Several pollsters said Trump’s latest remarks had created the most potentially damaging moment of his campaign. But they were unsure how many die-hard Trump supporters would stick with him no matter what he says.

“Trump has had what looks like a hard floor of support in Iowa — at least 20 percent — but a hard floor one day may not be a hard floor a week later if the candidate has not created a bond with voters” through advertising as well as speeches and debate performances, said Peter Brown, assistant director of the Quinnipiac University Poll. “This is perhaps the strongest language that Trump has used to date, and we’ll soon see if voters accept it.”

Ed Goeas a longtime Republican pollster, said the biggest problem for Trump may be the use of the word “stupid.” Voters may forgive many things, like insulting Mexicans and McCain, he said, but they do not like being called dumb.

“That’s not the way to endear himself to Iowans, the very voters who he is trying to pull away from Carson with these attacks,” said Goeas, who previously advised a former Republican presidential candidate, Gov. Scott Walker of Wisconsin. “For the first time in this campaign, I feel like this might be the moment that Trump needs to apologize for something.”

Matt Moore, chairman of the South Carolina Republican Party, which holds the first primary in the South in mid-February, said Trump risked turning off evangelical and conservative voters by attacking Carson, a man who enjoys wide respect from them.

“It will be impossible to win the Republican nomination, much less the White House, by slashing and burning down the field,” Moore said. “Politics is addition and multiplication, not division and subtraction. It’s simple math.”

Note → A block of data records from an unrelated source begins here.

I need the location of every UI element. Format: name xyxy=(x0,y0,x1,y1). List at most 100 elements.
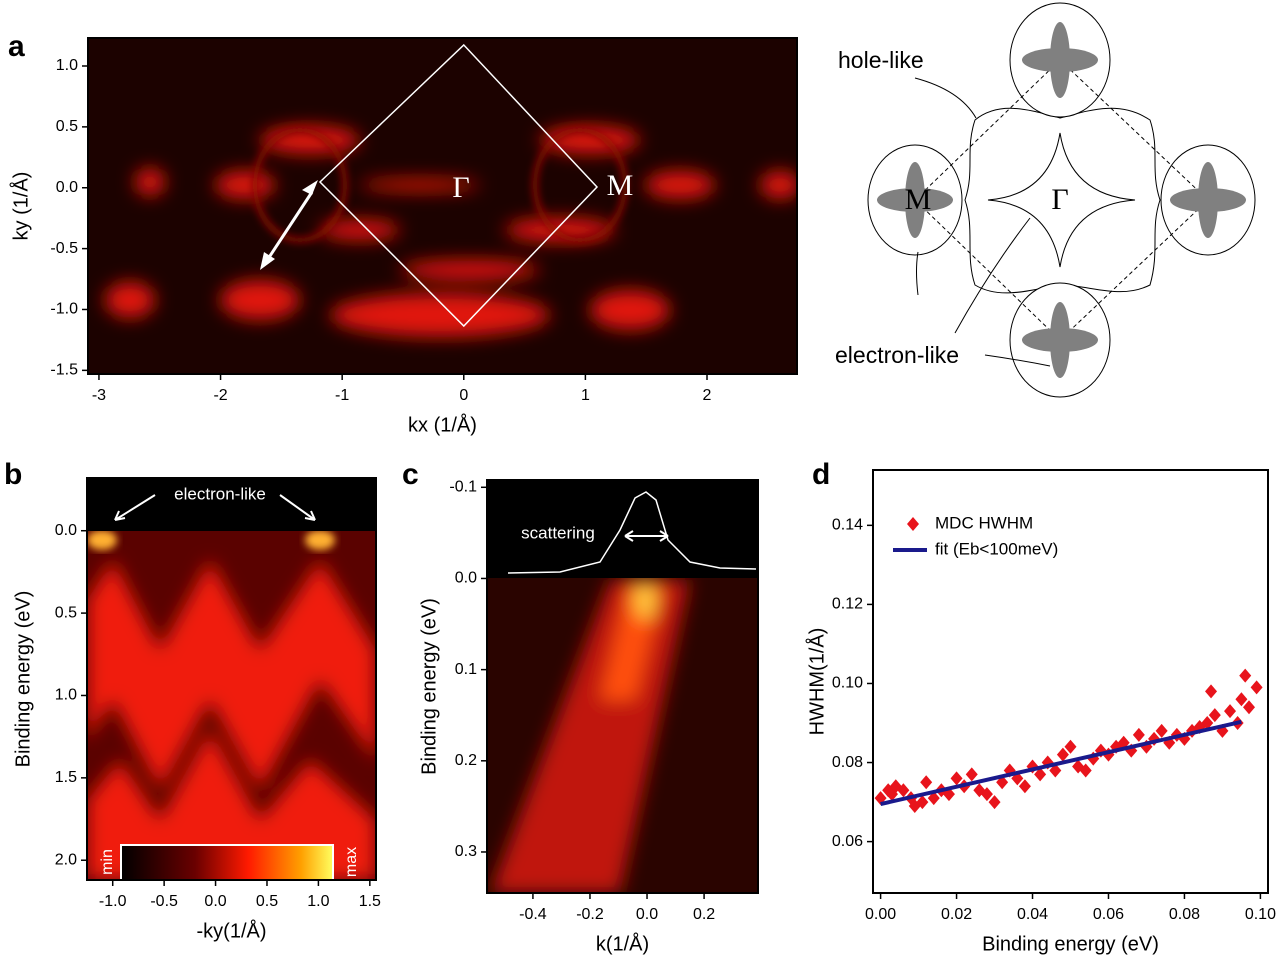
data-point xyxy=(1243,700,1256,715)
data-point xyxy=(1018,779,1031,794)
schematic-label: electron-like xyxy=(835,342,959,368)
schematic-label: Γ xyxy=(1051,183,1068,216)
data-point xyxy=(897,783,910,798)
y-axis-label: Binding energy (eV) xyxy=(12,591,34,768)
dispersion-map xyxy=(487,480,758,893)
x-tick-label: -1.0 xyxy=(99,893,127,910)
y-tick-label: 0.5 xyxy=(55,604,77,621)
panel-label: d xyxy=(812,458,830,491)
data-point xyxy=(1132,727,1145,742)
y-tick-label: -1.0 xyxy=(50,301,78,318)
x-axis-label: Binding energy (eV) xyxy=(982,933,1159,955)
x-tick-label: -2 xyxy=(213,387,227,404)
data-point xyxy=(1250,680,1263,695)
x-tick-label: 0.04 xyxy=(1017,906,1048,923)
data-point xyxy=(1201,716,1214,731)
x-axis-label: kx (1/Å) xyxy=(408,413,477,436)
fit-line xyxy=(880,719,1242,807)
panel-label: c xyxy=(402,458,419,491)
y-tick-label: 1.0 xyxy=(55,687,77,704)
band-map xyxy=(87,478,376,880)
x-tick-label: 0.00 xyxy=(865,906,896,923)
annotation: electron-like xyxy=(174,484,266,503)
plot-frame xyxy=(86,477,377,881)
data-point xyxy=(1224,704,1237,719)
x-tick-label: 0.06 xyxy=(1093,906,1124,923)
data-point xyxy=(1208,708,1221,723)
data-point xyxy=(1239,668,1252,683)
x-tick-label: 0 xyxy=(459,387,468,404)
data-point xyxy=(988,795,1001,810)
colorbar-label: min xyxy=(99,849,116,875)
schematic xyxy=(867,2,1256,398)
data-point xyxy=(1056,747,1069,762)
fermi-map xyxy=(88,38,797,374)
y-tick-label: 0.0 xyxy=(55,522,77,539)
x-tick-label: 0.2 xyxy=(693,906,715,923)
y-tick-label: 0.1 xyxy=(455,661,477,678)
colorbar-label: max xyxy=(343,847,360,877)
x-tick-label: 0.10 xyxy=(1245,906,1276,923)
x-tick-label: 1.0 xyxy=(307,893,329,910)
y-tick-label: 0.14 xyxy=(832,517,863,534)
y-tick-label: 0.06 xyxy=(832,833,863,850)
x-tick-label: 0.0 xyxy=(204,893,226,910)
y-tick-label: 0.5 xyxy=(56,118,78,135)
data-point xyxy=(1155,723,1168,738)
data-point xyxy=(1034,767,1047,782)
data-point xyxy=(920,775,933,790)
y-tick-label: 0.08 xyxy=(832,754,863,771)
schematic-label: hole-like xyxy=(838,47,924,73)
panel-label: a xyxy=(8,30,25,63)
data-point xyxy=(965,767,978,782)
data-point xyxy=(1064,739,1077,754)
annotation: M xyxy=(607,169,634,202)
legend-label: fit (Eb<100meV) xyxy=(935,539,1058,558)
y-tick-label: -0.1 xyxy=(449,479,477,496)
y-tick-label: 0.0 xyxy=(455,570,477,587)
data-point xyxy=(1205,684,1218,699)
annotation: scattering xyxy=(521,523,595,542)
x-tick-label: -0.5 xyxy=(150,893,178,910)
data-point xyxy=(980,787,993,802)
data-point xyxy=(1079,763,1092,778)
y-tick-label: 0.10 xyxy=(832,675,863,692)
schematic-label: M xyxy=(905,183,932,216)
plot-frame xyxy=(87,37,798,375)
data-point xyxy=(1235,692,1248,707)
x-axis-label: -ky(1/Å) xyxy=(197,919,267,942)
y-tick-label: 0.0 xyxy=(56,179,78,196)
x-tick-label: -1 xyxy=(335,387,349,404)
x-tick-label: 1 xyxy=(581,387,590,404)
x-tick-label: 1.5 xyxy=(359,893,381,910)
x-tick-label: 0.02 xyxy=(941,906,972,923)
y-axis-label: HWHM(1/Å) xyxy=(805,628,828,736)
x-axis-label: k(1/Å) xyxy=(596,932,649,955)
data-point xyxy=(916,795,929,810)
y-axis-label: Binding energy (eV) xyxy=(418,598,440,775)
y-axis-label: ky (1/Å) xyxy=(9,172,32,241)
x-tick-label: 0.5 xyxy=(256,893,278,910)
y-tick-label: 0.3 xyxy=(455,843,477,860)
x-tick-label: 0.08 xyxy=(1169,906,1200,923)
x-tick-label: -0.2 xyxy=(576,906,604,923)
y-tick-label: 1.0 xyxy=(56,57,78,74)
annotation: Γ xyxy=(452,171,469,204)
x-tick-label: 0.0 xyxy=(636,906,658,923)
plot-frame xyxy=(486,479,759,894)
y-tick-label: 1.5 xyxy=(55,769,77,786)
x-tick-label: -3 xyxy=(92,387,106,404)
plot-frame xyxy=(872,469,1269,894)
y-tick-label: -0.5 xyxy=(50,240,78,257)
legend-label: MDC HWHM xyxy=(935,513,1033,532)
y-tick-label: -1.5 xyxy=(50,362,78,379)
panel-label: b xyxy=(4,458,22,491)
x-tick-label: 2 xyxy=(703,387,712,404)
x-tick-label: -0.4 xyxy=(519,906,547,923)
legend-swatch xyxy=(907,517,919,531)
y-tick-label: 0.12 xyxy=(832,596,863,613)
data-point xyxy=(950,771,963,786)
y-tick-label: 0.2 xyxy=(455,752,477,769)
y-tick-label: 2.0 xyxy=(55,851,77,868)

For that math to work in Trump’s favor, he needs to start spending money to build a serious political operation in multiple states, Republicans said, as well as on political advertising so voters can see different facets of him.

Candidates do not win by simply trusting that voters will read about their speeches on social media or in newspapers, or catch snippets of their remarks on television, Republicans said. Such connections are impersonal and less effective than broadcasting positive commercials and meeting voters at scores of small-scale events where they can get a feel for candidates.

That is the decision Trump faces: how to grow a candidacy that has been nurtured on bombast, but deprived of spending. His aides continue to promise that he will soon buy television ads, but none have materialized.

Still, John McLaughlin, a Republican pollster who briefly advised Trump in 2012 when he considered a presidential run, said Trump remained “the best vessel for voters who are deeply frustrated with politics.”

“He can say these things and get away with it because the race really isn’t about him, but about voter anger at Washington and President Obama and also at Republicans who can’t get things done,” McLaughlin said.

“Trump is acting from his gut with these attacks,” McLaughlin added, and his instincts have served him well so far. “His gut is, he needs to take Carson on.”